晚年的他不止一次遥望西山:绿云绿雾绿珊珊,冷浸幽人彻骨寒。嚼雪滩头松桦下,一峰青插半天看。
诗中的他仍是高瞻远瞩,志气凌云,幽居之中壮怀不已,正所谓“我见青山多妩媚,料青山见我应如是”。
傅山自书《西山》诗
“西山白云外,是吾崛围岑。”傅山死后,魂归西山。清道光《阳曲县志》载有寥寥八字:“征君傅山墓在西山。”据考,即在今天马头水村西二里处,多少年来,当地人祖祖辈辈口口相传,傅山墓“头枕琵琶垴,脚蹬马鞍桥,身卧寺家脚”。这座坟茔坐落在一处状如阴阳八卦图的山岗上,坟茔背后的山梁,酷似一把巨大的琵琶;坟茔的对面,一径小路隔开东西两条沟谷,沟谷过道形如马鞍;而在坟茔的东北方,正是崛围山中多福寺。
傅山魂归西山,他的传奇故事仍流传在他钟爱的崛围山中:青主游崛围山,道遇老媪,鬻食甚精,首戴曲,双刀旋舞如飞。
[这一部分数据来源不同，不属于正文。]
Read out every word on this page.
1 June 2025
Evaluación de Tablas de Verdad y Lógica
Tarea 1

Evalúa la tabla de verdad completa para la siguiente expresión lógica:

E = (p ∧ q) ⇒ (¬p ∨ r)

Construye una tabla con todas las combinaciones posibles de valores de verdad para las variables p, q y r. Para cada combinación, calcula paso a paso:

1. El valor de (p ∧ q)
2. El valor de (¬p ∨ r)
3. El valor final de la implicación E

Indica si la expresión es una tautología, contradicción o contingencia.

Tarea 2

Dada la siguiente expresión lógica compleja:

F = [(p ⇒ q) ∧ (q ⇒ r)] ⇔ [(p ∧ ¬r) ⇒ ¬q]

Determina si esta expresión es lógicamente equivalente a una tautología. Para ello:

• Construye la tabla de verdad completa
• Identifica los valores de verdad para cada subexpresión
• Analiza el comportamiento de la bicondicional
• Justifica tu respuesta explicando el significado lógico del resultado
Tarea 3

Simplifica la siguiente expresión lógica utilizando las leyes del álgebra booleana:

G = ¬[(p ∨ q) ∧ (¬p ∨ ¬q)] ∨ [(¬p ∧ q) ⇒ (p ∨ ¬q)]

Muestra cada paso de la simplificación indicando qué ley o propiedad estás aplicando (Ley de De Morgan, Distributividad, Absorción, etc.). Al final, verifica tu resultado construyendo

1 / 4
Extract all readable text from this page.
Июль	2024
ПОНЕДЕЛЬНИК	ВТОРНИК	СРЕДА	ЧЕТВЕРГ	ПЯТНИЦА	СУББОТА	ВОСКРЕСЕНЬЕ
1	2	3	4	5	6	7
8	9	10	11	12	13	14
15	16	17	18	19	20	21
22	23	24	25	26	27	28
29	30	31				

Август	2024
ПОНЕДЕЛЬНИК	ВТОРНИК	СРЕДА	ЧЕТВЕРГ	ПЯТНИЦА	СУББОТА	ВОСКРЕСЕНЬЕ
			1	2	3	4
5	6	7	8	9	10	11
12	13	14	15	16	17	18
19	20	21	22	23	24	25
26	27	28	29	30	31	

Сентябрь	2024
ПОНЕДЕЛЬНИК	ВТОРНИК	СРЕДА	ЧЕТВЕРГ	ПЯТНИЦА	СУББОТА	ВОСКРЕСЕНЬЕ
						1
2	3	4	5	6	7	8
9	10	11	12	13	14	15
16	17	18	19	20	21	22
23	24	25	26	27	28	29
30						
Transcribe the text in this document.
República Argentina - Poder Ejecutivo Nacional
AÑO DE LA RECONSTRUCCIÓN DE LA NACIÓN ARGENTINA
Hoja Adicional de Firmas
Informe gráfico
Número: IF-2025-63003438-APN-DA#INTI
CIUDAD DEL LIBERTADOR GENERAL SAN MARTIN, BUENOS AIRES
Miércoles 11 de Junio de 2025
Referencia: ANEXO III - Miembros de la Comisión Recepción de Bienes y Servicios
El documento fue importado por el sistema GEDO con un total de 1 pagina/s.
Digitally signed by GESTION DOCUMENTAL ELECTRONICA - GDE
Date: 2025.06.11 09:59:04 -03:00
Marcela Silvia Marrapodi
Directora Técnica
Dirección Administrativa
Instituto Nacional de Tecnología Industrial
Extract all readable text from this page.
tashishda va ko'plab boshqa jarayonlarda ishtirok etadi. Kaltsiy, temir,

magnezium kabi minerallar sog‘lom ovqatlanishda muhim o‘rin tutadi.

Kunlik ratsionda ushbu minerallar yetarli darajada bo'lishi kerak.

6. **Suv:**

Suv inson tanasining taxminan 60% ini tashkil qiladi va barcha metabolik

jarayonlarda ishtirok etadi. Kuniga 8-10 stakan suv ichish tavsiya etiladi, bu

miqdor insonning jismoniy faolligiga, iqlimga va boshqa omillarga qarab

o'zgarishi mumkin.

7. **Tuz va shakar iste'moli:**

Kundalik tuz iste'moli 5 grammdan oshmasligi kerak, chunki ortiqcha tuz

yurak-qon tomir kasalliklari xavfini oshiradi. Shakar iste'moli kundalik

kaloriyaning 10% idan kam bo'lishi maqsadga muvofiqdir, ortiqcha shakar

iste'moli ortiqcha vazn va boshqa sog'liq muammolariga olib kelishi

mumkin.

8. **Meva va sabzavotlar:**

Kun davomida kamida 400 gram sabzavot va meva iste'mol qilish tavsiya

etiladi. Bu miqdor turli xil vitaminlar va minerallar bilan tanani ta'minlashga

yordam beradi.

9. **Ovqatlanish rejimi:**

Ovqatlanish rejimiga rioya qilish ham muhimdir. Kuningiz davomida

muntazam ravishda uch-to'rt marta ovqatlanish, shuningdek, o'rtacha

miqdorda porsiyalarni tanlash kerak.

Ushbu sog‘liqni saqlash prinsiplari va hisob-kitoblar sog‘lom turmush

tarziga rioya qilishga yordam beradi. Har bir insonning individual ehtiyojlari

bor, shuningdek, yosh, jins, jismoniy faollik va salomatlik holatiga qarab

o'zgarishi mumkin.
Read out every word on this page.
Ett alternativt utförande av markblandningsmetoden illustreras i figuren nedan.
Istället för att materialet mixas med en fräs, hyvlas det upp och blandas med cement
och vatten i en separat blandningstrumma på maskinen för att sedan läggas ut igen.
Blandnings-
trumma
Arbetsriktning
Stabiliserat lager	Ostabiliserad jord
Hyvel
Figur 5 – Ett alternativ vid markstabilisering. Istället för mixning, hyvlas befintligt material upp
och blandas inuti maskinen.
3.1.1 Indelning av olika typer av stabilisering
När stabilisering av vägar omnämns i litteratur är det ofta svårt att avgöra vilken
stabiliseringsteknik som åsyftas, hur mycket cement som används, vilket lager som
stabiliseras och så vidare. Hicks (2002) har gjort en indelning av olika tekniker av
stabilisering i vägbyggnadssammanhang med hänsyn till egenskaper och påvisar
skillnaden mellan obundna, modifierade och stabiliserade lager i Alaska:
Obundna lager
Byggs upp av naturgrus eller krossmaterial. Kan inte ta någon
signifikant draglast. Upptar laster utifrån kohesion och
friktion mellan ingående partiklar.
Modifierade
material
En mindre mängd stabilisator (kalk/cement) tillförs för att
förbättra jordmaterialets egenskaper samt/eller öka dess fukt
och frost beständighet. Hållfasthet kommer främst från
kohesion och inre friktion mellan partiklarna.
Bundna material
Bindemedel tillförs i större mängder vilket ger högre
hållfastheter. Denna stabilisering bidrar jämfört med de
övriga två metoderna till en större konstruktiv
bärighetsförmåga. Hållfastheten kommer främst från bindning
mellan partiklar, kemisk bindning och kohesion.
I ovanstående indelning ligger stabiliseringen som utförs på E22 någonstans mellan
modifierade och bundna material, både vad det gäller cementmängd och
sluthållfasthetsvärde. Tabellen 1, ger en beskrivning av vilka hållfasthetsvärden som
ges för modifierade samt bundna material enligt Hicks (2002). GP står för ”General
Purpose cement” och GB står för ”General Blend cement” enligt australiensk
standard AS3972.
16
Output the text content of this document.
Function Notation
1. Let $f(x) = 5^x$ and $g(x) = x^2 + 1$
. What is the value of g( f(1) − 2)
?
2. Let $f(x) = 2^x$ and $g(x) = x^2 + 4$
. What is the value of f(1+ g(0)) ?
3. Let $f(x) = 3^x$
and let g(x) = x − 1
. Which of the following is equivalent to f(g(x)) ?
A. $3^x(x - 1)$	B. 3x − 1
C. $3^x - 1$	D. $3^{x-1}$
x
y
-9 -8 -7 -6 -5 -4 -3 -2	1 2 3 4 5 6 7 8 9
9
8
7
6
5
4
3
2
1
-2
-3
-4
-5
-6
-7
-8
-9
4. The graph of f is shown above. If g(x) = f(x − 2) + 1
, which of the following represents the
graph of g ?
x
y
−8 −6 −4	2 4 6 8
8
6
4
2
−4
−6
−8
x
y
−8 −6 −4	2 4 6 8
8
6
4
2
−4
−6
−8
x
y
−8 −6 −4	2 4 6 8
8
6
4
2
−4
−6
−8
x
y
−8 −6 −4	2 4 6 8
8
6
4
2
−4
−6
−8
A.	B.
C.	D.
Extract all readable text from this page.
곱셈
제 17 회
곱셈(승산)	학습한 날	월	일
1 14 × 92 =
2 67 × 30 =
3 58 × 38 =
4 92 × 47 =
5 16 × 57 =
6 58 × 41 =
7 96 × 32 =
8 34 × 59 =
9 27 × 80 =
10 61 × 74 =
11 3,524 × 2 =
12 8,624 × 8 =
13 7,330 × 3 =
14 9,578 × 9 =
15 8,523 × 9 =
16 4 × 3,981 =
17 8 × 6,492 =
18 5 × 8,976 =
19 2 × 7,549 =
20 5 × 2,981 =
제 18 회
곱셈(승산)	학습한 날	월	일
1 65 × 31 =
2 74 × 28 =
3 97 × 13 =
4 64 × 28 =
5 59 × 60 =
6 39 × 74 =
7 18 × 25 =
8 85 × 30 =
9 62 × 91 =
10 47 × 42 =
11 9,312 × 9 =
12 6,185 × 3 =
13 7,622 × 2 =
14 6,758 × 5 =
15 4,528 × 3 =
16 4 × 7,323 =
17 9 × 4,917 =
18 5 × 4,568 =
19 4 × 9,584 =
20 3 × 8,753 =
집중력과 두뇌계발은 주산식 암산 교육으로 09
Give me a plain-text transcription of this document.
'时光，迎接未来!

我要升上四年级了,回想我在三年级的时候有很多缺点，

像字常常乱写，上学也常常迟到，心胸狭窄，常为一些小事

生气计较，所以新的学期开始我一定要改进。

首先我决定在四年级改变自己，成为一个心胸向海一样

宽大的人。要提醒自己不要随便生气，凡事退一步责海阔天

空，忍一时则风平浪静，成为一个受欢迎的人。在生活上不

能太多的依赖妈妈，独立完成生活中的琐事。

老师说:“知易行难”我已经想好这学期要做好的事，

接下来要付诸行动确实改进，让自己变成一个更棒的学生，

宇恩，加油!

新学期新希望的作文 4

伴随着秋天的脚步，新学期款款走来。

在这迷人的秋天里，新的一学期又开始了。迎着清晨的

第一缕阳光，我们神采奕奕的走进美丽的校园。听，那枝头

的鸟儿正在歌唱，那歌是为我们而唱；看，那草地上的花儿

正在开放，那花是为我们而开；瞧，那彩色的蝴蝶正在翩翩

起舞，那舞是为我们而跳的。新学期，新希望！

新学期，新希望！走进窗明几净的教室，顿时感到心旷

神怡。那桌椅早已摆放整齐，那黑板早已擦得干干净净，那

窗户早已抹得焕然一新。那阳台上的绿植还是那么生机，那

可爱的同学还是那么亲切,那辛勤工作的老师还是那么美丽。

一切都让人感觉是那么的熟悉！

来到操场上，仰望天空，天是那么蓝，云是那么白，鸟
叹曰:“神乎技矣!”媪曰:“亦如傅青主写字,手熟为能。”青主嘿然,回顾忽失所在。(徐昆《仙儒外纪》)
“副在名山终不朽,太原高士有遗碑。”面对老媪沉默无言的傅山,“为愿青山作主人”的傅山,已然回到了他一生眷恋和深爱的西山,回到了父母——离垢居士和贞髦君——身边,实现了“死后得依依”的心愿。他在这沉寂的大山里已然静静地躺了300余年,而他的魂魄、风骨和精神,至今凝结在醉人的霜红余韵中而不朽。